Monday, March 19, 2012

Cloning into a copy of GIT repo


I needed to get the files from under a file copy of a GIT repo. For some reason cloning into a remote repo didn't work, the remote machine kept hanging up on me. But I was able to scp into the machine and just grab the repo files. All I needed really was a quick look into someone else's work and figuring out how to properly clone the remote repo would take me longer so I figured what's the heck.

Here's my recipe:

  • copy the repo to some local location. let it be <REPO>
  • create a folder where you want your "true" local clone to reside. let it be <LOCAL>
  • fire up git bash and CD into the <LOCAL>
  • the following command sequence will get you where you want to be:
    $ git init
    $ git remote add main <REPO>
    $ git fetch main
    $ git checkout master
    
  • That's it. I now have my repo copy "unzipped", pretty much like if the original attempt to git clone it worked

Enjoy. Drop me a line if you know of a better way to unzip a copy of a git repo.

Monday, March 05, 2012

cover_me for standalone Ruby


I am working on this small home project of my own exploring various aspects of Ruby language while building something useful for myself. I will tell more about what it is once (if :) it's ready.

Part of the techniques and things that I am trying is TDD. Like I heard the other day on the Ruby Rogues podcast, the right response to "testing is hard" is not "let's don't test", it's "let's get better at it". I also wanted to see if I really can put my mind in a position to think "backwards" when designing an API. When you start with a test you basically first define how you use it and only then go build it. In theory it should lead to a cleaner easier to use API as well as help with the whole YAGNI thing. Instead of doing all those extra behaviors the users might never need you would focus on the critical things that make it useful.

I like my TDD experience so far. I find that it disciplines me to focus on things that matter. Without writing the test first I am more likely to think wild and do some yak shaving, you know. It's likely much less apparent that you're building a not needed feature or doing a premature optimization than it is that you're writing a meaningless test. Starting with the test makes me think of what I need and then I am obligated to build that thing that I need or my tests suite fails. The whole red-green-refactor cycle. It's fun. You should try it.
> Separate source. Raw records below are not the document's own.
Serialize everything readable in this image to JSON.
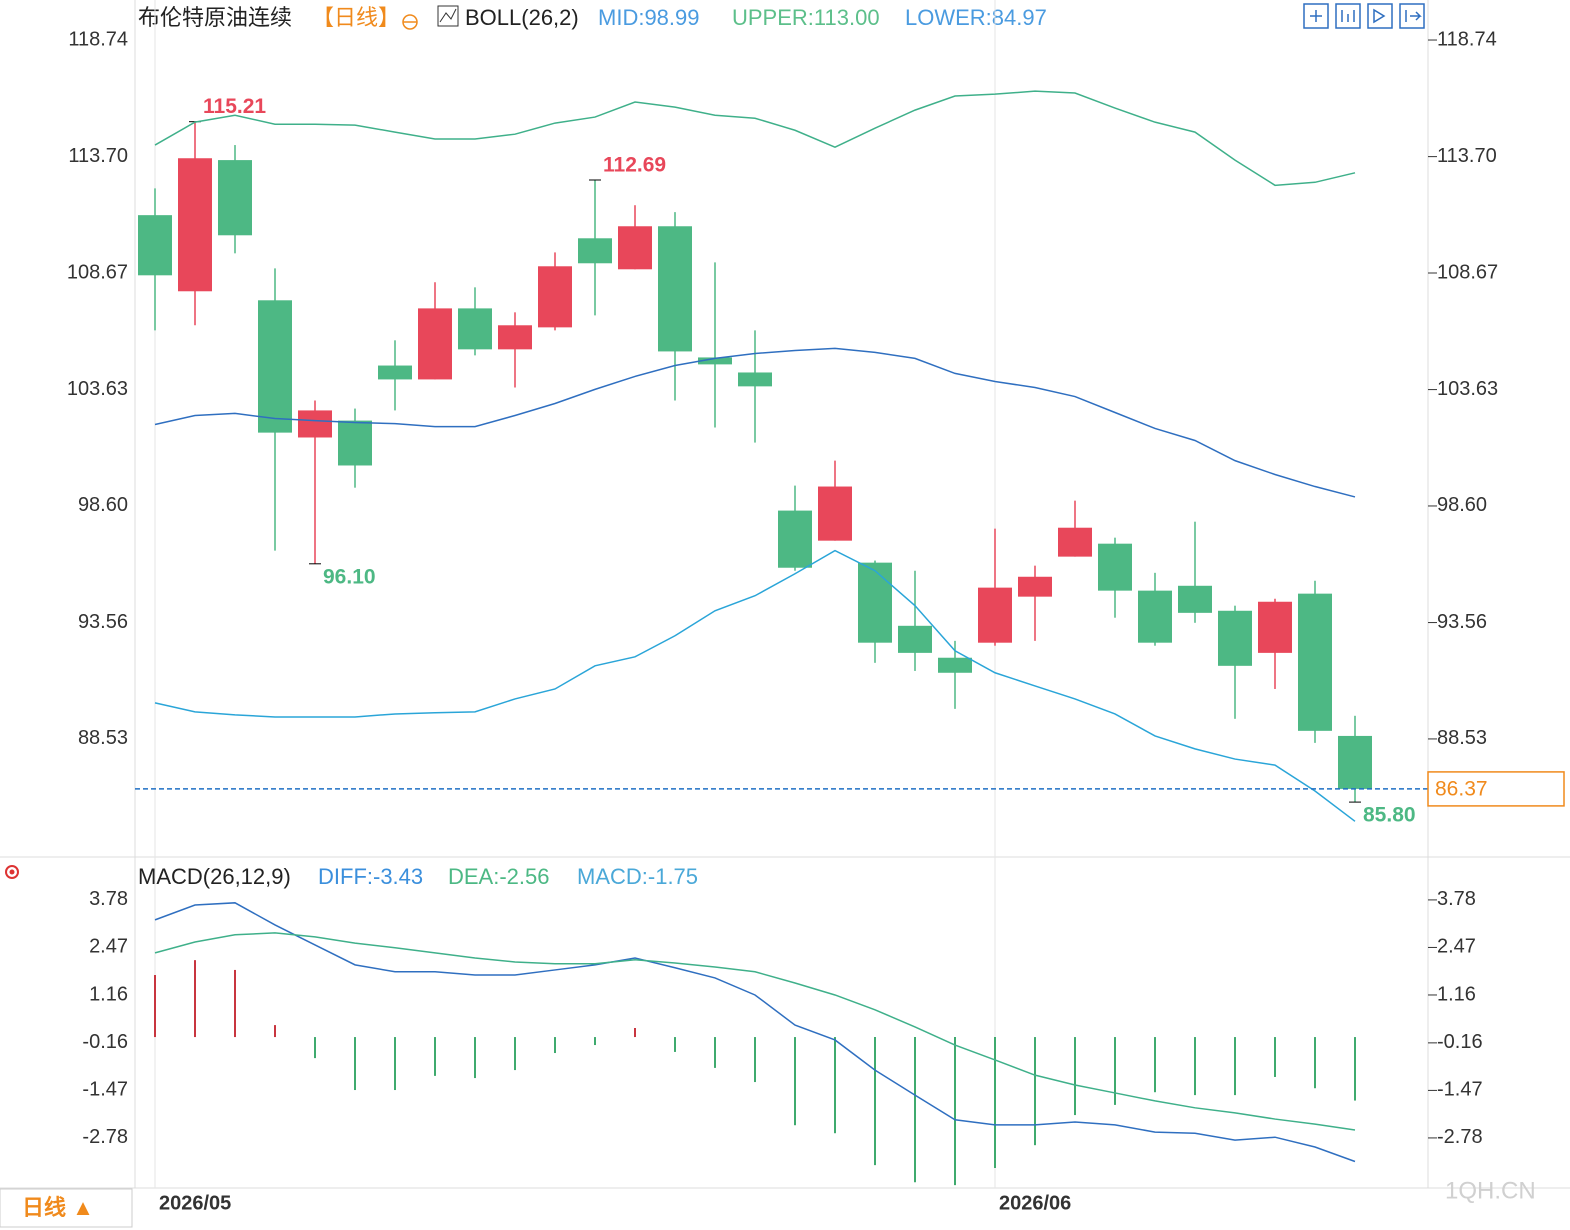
{
  "header": {
    "name": "布伦特原油连续",
    "period": "【日线】"
  },
  "chart_data": [
    {
      "type": "candlestick",
      "indicator": "BOLL(26,2)",
      "indicator_values": [
        "MID:98.99",
        "UPPER:113.00",
        "LOWER:84.97"
      ],
      "categories": [
        "2026/05",
        null,
        null,
        null,
        null,
        null,
        null,
        null,
        null,
        null,
        null,
        null,
        null,
        null,
        null,
        null,
        null,
        null,
        null,
        null,
        null,
        "2026/06",
        null,
        null,
        null,
        null,
        null,
        null,
        null,
        null,
        null
      ],
      "open": [
        111.17,
        107.88,
        113.55,
        107.49,
        101.56,
        102.29,
        104.67,
        104.07,
        107.14,
        105.37,
        106.32,
        110.17,
        108.83,
        110.69,
        105.02,
        104.37,
        98.4,
        97.1,
        96.15,
        93.42,
        92.04,
        92.69,
        94.68,
        96.41,
        96.97,
        94.94,
        95.15,
        94.07,
        92.25,
        94.81,
        88.66
      ],
      "high": [
        112.33,
        115.21,
        114.2,
        108.87,
        103.16,
        102.81,
        105.76,
        108.27,
        108.05,
        106.97,
        109.56,
        112.69,
        111.6,
        111.3,
        109.13,
        106.19,
        99.48,
        100.56,
        96.24,
        95.8,
        92.77,
        97.62,
        96.02,
        98.83,
        97.23,
        95.71,
        97.92,
        94.29,
        94.59,
        95.37,
        89.53
      ],
      "low": [
        106.19,
        106.41,
        109.52,
        96.67,
        96.1,
        99.39,
        102.73,
        104.07,
        105.11,
        103.72,
        106.19,
        106.84,
        108.83,
        103.16,
        101.99,
        101.34,
        95.8,
        97.1,
        91.82,
        91.47,
        89.83,
        92.56,
        92.77,
        96.41,
        93.77,
        92.56,
        93.55,
        89.4,
        90.69,
        88.36,
        85.8
      ],
      "close": [
        108.57,
        113.63,
        110.3,
        101.77,
        102.73,
        100.35,
        104.07,
        107.14,
        105.37,
        106.41,
        108.96,
        109.09,
        110.69,
        105.28,
        104.72,
        103.77,
        95.93,
        99.44,
        92.69,
        92.25,
        91.39,
        95.07,
        95.54,
        97.66,
        94.94,
        92.69,
        93.98,
        91.69,
        94.46,
        88.88,
        86.37
      ],
      "high_labels": [
        null,
        "115.21",
        null,
        null,
        null,
        null,
        null,
        null,
        null,
        null,
        null,
        "112.69",
        null,
        null,
        null,
        null,
        null,
        null,
        null,
        null,
        null,
        null,
        null,
        null,
        null,
        null,
        null,
        null,
        null,
        null,
        null
      ],
      "low_labels": [
        null,
        null,
        null,
        null,
        "96.10",
        null,
        null,
        null,
        null,
        null,
        null,
        null,
        null,
        null,
        null,
        null,
        null,
        null,
        null,
        null,
        null,
        null,
        null,
        null,
        null,
        null,
        null,
        null,
        null,
        null,
        "85.80"
      ],
      "up_color": "#e8475a",
      "down_color": "#4db884",
      "series": [
        {
          "name": "UPPER",
          "color": "#3fb08a",
          "values": [
            114.2,
            115.19,
            115.49,
            115.1,
            115.1,
            115.06,
            114.76,
            114.46,
            114.46,
            114.67,
            115.15,
            115.41,
            116.06,
            115.84,
            115.49,
            115.36,
            114.84,
            114.11,
            114.93,
            115.71,
            116.32,
            116.4,
            116.53,
            116.45,
            115.8,
            115.19,
            114.76,
            113.55,
            112.46,
            112.59,
            113.0
          ]
        },
        {
          "name": "MID",
          "color": "#2f6fc0",
          "values": [
            102.12,
            102.51,
            102.6,
            102.38,
            102.29,
            102.21,
            102.16,
            102.03,
            102.03,
            102.51,
            103.03,
            103.64,
            104.2,
            104.67,
            104.98,
            105.19,
            105.32,
            105.41,
            105.24,
            104.98,
            104.33,
            103.98,
            103.72,
            103.33,
            102.64,
            101.95,
            101.43,
            100.56,
            99.96,
            99.44,
            98.99
          ]
        },
        {
          "name": "LOWER",
          "color": "#2aa5d8",
          "values": [
            90.09,
            89.7,
            89.57,
            89.48,
            89.48,
            89.48,
            89.61,
            89.66,
            89.7,
            90.26,
            90.69,
            91.69,
            92.08,
            92.99,
            94.07,
            94.72,
            95.67,
            96.67,
            95.8,
            94.29,
            92.34,
            91.39,
            90.82,
            90.26,
            89.61,
            88.66,
            88.1,
            87.66,
            87.4,
            86.28,
            84.97
          ]
        }
      ],
      "ylim": [
        83.47,
        120.47
      ],
      "yticks": [
        118.74,
        {
          "value": 113.7,
          "label": "113.70"
        },
        108.67,
        103.63,
        {
          "value": 98.6,
          "label": "98.60"
        },
        93.56,
        88.53
      ]
    },
    {
      "type": "macd",
      "indicator": "MACD(26,12,9)",
      "indicator_values": [
        "DIFF:-3.43",
        "DEA:-2.56",
        "MACD:-1.75"
      ],
      "series": [
        {
          "name": "DIFF",
          "color": "#2f6fc0",
          "values": [
            3.23,
            3.64,
            3.7,
            3.09,
            2.54,
            1.99,
            1.8,
            1.8,
            1.71,
            1.71,
            1.85,
            1.99,
            2.18,
            1.91,
            1.63,
            1.16,
            0.33,
            -0.08,
            -0.91,
            -1.6,
            -2.28,
            -2.42,
            -2.42,
            -2.34,
            -2.42,
            -2.62,
            -2.65,
            -2.84,
            -2.76,
            -3.03,
            -3.43
          ]
        },
        {
          "name": "DEA",
          "color": "#3fb08a",
          "values": [
            2.32,
            2.62,
            2.82,
            2.87,
            2.76,
            2.59,
            2.46,
            2.32,
            2.18,
            2.07,
            2.02,
            2.02,
            2.13,
            2.04,
            1.93,
            1.8,
            1.49,
            1.16,
            0.75,
            0.28,
            -0.22,
            -0.63,
            -1.05,
            -1.32,
            -1.54,
            -1.76,
            -1.95,
            -2.09,
            -2.26,
            -2.4,
            -2.56
          ]
        }
      ],
      "histogram": {
        "name": "MACD",
        "up_color": "#c8353f",
        "down_color": "#3faa6e",
        "values": [
          1.71,
          2.12,
          1.85,
          0.33,
          -0.58,
          -1.46,
          -1.46,
          -1.07,
          -1.13,
          -0.91,
          -0.44,
          -0.22,
          0.25,
          -0.41,
          -0.85,
          -1.24,
          -2.43,
          -2.65,
          -3.53,
          -4.0,
          -4.08,
          -3.61,
          -2.98,
          -2.15,
          -1.87,
          -1.52,
          -1.6,
          -1.6,
          -1.1,
          -1.41,
          -1.75
        ]
      },
      "ylim": [
        -4.16,
        4.88
      ],
      "yticks": [
        3.78,
        2.47,
        1.16,
        -0.16,
        -1.47,
        -2.78
      ]
    }
  ],
  "period_button": "日线 ▲",
  "watermark": "1QH.CN"
}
Having done it for a little while I thought I would measure my test coverage. Enough was said about how it doesn't necessarily mean a lot to have your code "covered", how striving for coverage alone you get your code exercised but not necessarily tested, how there are different levels of coverage, etc. Still I wanted to measure.

Ruby 1.9 comes with a built-in experimental coverage feature that does runtime instrumentation and collects the metrics. There are simple gems out there that leverage it to get the data out and build coverage reports and cover_me is one of them. You basically require 'cover_me' in your test suite and off you go. Almost.

If you do just that you will have the coverage.data file but no reports. Here's their github issue #20 that talks just about that. Running CoverMe.complete! from irb or pry is one of the recommended solution, as well as doing rake cover_me:complete. I did like neither as I wanted it all "out of the box" and working even when I simply do ruby test/test_all.rb. And here comes the beauty of Ruby being dynamic and interpreted language. Any external library you have in your gems can be opened up and looked into. A few minutes (or hours, or days :) of looking through the code and you know what it does and what it needs to do what you want. I first posted a dirty way of doing it and then came up with a much cleaner solution that doesn't require tapping into the cover_me sources. Maybe someone will find it useful. I guess the best way would be to wrap it all into a rake task and just run my test suite along with the coverage steps as one rake command. Next time.

p.s. I know that I shouldn't be using Windows to do Ruby development.